Want to recall a Michigan governor? Forget about it.
A second effort to get enough signatures to get on the ballot to recall Republican Gov. Rick Snyder was abandoned last week, just as were earlier feeble bids to recall 1983-90 Democratic Gov. James J. Blanchard over tax hikes and 1991-2002 Republican Gov. John Engler over budget cuts.
In the wake of the extensive national coverage of last week's failed Wisconsin effort to recall Republican Gov. Scott Walker over his efforts to limit union collective bargaining rights, it is timely to note that Michigan has quite a history on the recall issue.
In 1908, Michigan and Oregon were the first states to adopt recall procedures for state-level recalls. Minnesota in 1996 and New Jersey in 1993 were the most recent, according to the National Conference of State Legislatures (NCSL).
Before the Michigan-Oregon effort, the recall device, according to NCSL, began in the United States in a municipality — Los Angeles — in 1903.
The NCSL in an update after the Wisconsin vote, said:
"Historically, recall attempts at the state level have been unsuccessful. The recall is used much more often, and with more success, at the local level.
"There have been three gubernatorial recall elections held in U.S. history. In 2012, Wisconsin Governor Scott Walker survived a recall attempt. In 2003, California voters successfully recalled Governor Gray Davis, and in North Dakota in 1921, voters removed from office not only Governor Lynn J. Frazier, but also the attorney general and the commissioner of agriculture.
"California voters have initiated 32 gubernatorial recall attempts since 1911, but the 2003 recall of Governor Gray Davis in 2003 was the first to ever reach the ballot. In 1988, Arizona voters filed enough signatures to trigger a recall election for Governor Evan Mecham, but he was impeached by the state's House of Representatives before the date of the scheduled recall election."
Union anti-Snyder efforts were far more subdued than they were against Walker in Wisconsin. The Michigan Rising lead organization announced Thursday it had only collected about 10,000 signatures on its recall petitions, far, far short of its needed goal of 807,000.
"Actually, we were shooting for 1.1 million, so we were far off the pace," Michigan Rising communications director Bruce Fealk said in the Detroit News, saying it was Walker's Wisconsin victory that ended the group's recall efforts.
"The recall people in Wisconsin had the unions and the Democratic Party behind them, but it still didn't work," Fealk said. "Despite all the commotion, protests and grassroots efforts, it still didn't make it. It would make it that much harder to succeed in Michigan so that gave us pause."

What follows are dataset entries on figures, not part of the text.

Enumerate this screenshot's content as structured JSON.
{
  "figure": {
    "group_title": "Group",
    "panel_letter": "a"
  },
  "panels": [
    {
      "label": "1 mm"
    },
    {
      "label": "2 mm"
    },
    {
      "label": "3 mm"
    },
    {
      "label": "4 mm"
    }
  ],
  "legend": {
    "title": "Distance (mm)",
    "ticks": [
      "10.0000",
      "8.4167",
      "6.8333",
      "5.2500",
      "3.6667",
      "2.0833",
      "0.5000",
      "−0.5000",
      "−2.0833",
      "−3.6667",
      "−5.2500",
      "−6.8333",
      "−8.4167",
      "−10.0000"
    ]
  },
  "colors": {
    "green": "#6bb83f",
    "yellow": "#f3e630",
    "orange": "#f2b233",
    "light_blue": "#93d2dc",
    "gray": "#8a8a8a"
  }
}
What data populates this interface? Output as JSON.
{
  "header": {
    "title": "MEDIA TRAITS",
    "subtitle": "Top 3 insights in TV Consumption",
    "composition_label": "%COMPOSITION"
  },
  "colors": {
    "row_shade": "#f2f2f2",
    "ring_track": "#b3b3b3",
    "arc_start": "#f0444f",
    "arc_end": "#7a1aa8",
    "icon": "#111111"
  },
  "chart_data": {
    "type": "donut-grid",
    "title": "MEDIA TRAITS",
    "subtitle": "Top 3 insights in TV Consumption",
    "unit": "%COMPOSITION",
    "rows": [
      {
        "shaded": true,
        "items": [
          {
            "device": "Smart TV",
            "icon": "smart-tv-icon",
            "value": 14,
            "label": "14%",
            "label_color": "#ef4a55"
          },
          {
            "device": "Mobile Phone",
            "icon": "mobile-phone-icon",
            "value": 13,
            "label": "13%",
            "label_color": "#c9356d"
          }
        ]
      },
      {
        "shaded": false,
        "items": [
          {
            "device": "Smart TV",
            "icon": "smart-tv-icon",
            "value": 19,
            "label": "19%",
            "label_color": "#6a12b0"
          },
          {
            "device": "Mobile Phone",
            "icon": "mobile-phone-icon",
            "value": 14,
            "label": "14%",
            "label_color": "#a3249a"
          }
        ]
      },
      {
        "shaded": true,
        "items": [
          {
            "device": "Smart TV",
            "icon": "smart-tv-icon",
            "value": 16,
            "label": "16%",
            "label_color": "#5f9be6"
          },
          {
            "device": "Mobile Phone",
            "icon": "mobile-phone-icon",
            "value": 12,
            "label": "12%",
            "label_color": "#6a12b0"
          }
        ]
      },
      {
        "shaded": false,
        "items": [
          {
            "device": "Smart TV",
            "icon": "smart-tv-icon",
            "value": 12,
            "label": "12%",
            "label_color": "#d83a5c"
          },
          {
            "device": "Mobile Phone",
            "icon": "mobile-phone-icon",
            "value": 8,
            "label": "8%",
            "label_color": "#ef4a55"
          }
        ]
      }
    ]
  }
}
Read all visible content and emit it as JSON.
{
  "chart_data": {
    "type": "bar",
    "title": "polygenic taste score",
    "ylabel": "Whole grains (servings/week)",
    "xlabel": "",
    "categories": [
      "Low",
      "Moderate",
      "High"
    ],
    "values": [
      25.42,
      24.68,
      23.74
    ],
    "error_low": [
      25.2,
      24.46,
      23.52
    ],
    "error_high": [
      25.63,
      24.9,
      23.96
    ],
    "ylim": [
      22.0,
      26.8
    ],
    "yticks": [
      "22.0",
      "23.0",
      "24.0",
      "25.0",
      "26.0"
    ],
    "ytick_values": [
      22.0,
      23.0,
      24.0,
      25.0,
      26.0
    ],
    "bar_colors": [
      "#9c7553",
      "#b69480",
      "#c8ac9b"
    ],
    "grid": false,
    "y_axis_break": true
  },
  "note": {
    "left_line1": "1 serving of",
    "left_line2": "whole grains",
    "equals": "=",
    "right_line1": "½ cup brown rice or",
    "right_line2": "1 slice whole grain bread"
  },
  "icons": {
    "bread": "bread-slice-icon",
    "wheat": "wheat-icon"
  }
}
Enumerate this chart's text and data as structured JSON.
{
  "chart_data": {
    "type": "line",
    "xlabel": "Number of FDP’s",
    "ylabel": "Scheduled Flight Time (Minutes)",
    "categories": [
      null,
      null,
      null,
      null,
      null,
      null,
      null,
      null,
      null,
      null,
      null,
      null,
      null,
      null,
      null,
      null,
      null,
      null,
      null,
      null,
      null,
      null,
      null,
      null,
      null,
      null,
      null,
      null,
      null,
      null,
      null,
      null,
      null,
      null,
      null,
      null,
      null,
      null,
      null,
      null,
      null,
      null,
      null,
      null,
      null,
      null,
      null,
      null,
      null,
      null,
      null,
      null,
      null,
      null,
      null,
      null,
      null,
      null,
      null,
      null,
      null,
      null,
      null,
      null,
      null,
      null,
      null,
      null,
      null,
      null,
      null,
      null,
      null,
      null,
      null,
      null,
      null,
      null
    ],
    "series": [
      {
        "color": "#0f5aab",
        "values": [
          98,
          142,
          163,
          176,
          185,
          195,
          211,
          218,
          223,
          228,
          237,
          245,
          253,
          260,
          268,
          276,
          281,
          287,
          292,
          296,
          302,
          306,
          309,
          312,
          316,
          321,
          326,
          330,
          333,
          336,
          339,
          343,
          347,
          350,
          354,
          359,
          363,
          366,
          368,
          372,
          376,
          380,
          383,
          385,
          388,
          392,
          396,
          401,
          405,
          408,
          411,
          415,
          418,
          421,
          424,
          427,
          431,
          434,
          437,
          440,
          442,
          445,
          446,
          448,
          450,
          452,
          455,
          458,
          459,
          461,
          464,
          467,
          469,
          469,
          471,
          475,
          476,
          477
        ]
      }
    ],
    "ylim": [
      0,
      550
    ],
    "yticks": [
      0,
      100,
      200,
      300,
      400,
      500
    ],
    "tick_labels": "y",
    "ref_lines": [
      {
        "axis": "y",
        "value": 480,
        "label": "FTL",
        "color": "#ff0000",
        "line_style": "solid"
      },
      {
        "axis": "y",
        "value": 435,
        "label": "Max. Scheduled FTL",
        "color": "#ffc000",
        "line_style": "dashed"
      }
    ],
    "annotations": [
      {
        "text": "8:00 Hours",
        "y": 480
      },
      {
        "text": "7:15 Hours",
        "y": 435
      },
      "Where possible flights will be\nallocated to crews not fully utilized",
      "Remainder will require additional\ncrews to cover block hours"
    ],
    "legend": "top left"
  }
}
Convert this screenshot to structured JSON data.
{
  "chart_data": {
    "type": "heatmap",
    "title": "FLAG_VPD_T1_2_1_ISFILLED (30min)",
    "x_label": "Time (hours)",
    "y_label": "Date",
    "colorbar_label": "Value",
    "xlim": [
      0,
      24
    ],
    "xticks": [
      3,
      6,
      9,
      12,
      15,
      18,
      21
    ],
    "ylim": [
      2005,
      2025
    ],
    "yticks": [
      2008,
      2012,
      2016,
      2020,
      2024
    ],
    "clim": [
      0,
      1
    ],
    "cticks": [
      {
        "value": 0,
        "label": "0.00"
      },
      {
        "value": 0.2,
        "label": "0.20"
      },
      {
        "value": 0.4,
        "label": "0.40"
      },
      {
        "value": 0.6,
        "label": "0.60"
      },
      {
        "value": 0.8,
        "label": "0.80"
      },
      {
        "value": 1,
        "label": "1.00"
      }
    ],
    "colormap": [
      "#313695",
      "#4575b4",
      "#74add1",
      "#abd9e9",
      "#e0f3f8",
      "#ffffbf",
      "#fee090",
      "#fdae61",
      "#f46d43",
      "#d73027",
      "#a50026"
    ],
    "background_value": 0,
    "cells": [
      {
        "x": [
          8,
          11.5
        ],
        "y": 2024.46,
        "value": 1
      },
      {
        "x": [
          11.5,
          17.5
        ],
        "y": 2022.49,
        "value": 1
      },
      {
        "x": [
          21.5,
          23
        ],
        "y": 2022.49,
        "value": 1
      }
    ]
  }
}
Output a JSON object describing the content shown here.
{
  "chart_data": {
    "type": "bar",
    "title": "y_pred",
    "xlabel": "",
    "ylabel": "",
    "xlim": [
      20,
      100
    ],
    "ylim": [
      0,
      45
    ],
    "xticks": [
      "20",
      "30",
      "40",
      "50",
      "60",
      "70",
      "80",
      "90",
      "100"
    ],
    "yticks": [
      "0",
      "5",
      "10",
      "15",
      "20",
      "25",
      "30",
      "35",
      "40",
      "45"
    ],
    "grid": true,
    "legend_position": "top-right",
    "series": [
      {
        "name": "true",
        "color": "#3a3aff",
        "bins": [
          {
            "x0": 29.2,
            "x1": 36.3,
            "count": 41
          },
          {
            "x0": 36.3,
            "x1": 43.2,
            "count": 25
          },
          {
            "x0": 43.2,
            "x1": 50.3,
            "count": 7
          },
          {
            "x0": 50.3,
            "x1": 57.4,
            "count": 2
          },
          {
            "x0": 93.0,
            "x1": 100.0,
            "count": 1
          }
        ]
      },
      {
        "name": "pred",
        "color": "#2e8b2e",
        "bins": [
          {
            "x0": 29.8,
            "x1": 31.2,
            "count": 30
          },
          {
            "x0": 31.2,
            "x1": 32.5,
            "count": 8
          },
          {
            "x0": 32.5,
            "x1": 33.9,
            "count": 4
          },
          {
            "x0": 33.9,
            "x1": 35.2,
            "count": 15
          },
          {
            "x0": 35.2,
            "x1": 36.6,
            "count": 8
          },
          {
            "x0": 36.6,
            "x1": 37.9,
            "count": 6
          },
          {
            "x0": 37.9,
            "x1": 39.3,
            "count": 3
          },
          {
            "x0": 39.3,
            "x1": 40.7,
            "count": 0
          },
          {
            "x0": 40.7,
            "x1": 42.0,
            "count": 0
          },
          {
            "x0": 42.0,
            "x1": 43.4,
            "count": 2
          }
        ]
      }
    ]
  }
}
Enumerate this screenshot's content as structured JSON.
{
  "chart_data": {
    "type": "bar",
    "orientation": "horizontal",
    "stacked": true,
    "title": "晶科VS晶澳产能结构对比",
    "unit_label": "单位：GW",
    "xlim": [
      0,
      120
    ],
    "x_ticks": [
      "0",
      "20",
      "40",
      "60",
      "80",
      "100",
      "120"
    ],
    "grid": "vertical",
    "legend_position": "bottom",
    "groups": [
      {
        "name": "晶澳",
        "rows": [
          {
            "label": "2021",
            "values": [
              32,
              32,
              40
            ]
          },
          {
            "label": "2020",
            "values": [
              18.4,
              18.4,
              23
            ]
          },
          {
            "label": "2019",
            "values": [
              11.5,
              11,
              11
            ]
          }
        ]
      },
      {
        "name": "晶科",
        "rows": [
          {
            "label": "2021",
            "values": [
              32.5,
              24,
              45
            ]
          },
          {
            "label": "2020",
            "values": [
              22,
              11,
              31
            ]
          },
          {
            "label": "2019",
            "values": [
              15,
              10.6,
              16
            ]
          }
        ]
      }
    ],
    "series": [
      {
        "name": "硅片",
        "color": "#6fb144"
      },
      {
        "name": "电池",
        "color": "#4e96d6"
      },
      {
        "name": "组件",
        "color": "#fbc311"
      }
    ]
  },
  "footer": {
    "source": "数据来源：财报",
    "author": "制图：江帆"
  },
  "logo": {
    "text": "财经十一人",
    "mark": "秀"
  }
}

Such pause is wise. Snyder — true to his primary campaign — is far more accommodating (I'd say "reasonable") to labor and other opponents than is Walker, who in an effort to deal with Wisconsin's $3.3 billion budget shortfall moved to curb collective bargaining rights of public unions.
While Wisconsin had the recall headlines last week, the Citizen Research Council of Michigan notes that recall is much more common in Michigan than in Wisconsin. It said: "At least 457 state and local elected officials faced a recall election in Michigan between 2000 and 2011, an average of 38 per year. Although recall attempts aimed at state office holders garner the most attention, recall is primarily a local phenomenon."
Two state legislators were recalled in 1983, and one in 2011.
The Citizen Research Council said: "Recall elections in Michigan have been overwhelming targeted at non-county general purpose local governments (cities, villages, and townships). City, village, and township officials comprise 67 percent of the elected officials eligible to be recalled and 89 percent of those subjected to recalls during this time period.
"Township officials alone represent 41 percent of the elected officials eligible to be recalled and 65 percent of those subjected to recalls during this time period.
"Compared to other states, Michigan appears to have a high number of recall elections. Reasons for Michigan's large number of recall elections include its high number of elected officials relative to other states as well as certain provisions in Michigan's recall law such as allowing recalls for political reasons rather than limiting recall to specific reasons such as misfeasance or malfeasance."
Having offered some historical perspective on recalls, I also offer my negative view on recalls except in extreme cases:
After determining views of a politician--whether at the statewide or local level--for a two-year or whatever term; evaluate his or her performance while in office; and then decide whether to re-elect or reject. Beats recalls or term limits.
The attempted recalls of Blanchard, Engler and Snyder were ill-advised.